Diga-se, finalmente, que nem se percebe como a Autoridade Tributária e Aduaneira pode considerar generalizadamente «comportamentos desviantes – como pagamento com ajudas de custo ou despesas de representação, ou mesmo pagamentos a entidades residentes em paraísos fiscais», quando é manifesto que a lei admite, inclusivamente no âmbito do Estado, pagamento de ajudas de custo e despesas de representação.

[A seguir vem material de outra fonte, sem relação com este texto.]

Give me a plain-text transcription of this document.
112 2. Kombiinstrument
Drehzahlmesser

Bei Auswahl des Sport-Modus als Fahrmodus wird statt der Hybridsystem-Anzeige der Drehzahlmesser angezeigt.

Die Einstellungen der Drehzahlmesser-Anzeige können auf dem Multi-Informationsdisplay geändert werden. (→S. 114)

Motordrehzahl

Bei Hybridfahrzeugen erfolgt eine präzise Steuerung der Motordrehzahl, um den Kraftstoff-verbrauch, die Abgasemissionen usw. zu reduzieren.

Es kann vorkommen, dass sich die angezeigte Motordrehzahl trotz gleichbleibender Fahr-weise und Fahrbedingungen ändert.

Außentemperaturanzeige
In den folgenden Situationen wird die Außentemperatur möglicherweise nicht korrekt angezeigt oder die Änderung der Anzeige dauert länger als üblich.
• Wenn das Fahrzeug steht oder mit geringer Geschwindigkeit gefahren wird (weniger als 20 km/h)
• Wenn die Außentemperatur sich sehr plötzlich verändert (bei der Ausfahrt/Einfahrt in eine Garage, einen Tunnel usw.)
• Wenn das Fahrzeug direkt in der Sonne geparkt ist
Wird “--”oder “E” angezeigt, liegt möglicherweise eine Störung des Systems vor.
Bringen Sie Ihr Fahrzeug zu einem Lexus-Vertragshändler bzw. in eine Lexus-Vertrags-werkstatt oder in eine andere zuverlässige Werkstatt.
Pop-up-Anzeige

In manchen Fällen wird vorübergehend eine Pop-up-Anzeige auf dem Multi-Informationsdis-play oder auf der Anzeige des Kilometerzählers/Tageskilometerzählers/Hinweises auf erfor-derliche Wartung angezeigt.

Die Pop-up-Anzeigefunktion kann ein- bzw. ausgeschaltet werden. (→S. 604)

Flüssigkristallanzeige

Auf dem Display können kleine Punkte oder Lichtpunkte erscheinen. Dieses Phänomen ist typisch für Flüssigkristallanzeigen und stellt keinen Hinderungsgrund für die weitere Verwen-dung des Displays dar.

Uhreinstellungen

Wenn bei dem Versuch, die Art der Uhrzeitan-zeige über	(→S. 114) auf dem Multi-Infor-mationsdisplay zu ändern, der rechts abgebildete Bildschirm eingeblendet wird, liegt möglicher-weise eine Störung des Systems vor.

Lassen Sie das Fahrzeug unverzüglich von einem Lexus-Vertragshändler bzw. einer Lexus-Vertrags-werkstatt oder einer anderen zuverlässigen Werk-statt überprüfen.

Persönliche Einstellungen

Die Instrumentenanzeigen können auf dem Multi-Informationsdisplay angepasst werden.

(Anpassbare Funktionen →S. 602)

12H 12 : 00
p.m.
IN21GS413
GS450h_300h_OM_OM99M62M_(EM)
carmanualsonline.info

E quanto a pagamentos a entidades residentes em paraísos fiscais, nem está prevista qualquer sanção ou tributação autónoma para quem os faz, mas apenas para quem não faz a prova de que «correspondem a operações efetivamente realizadas e não têm um caráter anormal ou um montante exagerado» (artigo 88.º, n.º 8, do CIRC). Para além, como já se referiu, de não ser claro que haja repugnância legislativa generalizada quanto a pagamentos a residentes em territórios de tributação privilegiada, designadamente aos residentes na «Zona Franca da Madeira e Zona Franca da ilha de Santa Maria» (artigo 33.º do EBF), aos residentes em países com quem foram celebradas recentemente convenções para evitar a dupla tributação (como Hong-Kong e Panamá), e decerto, também aos residentes em países que integram a União Europeia, como a Irlanda, o Luxemburgo, a Holanda e a Bulgária, cuja discriminação negativa nem é admitida pelo Direito da União.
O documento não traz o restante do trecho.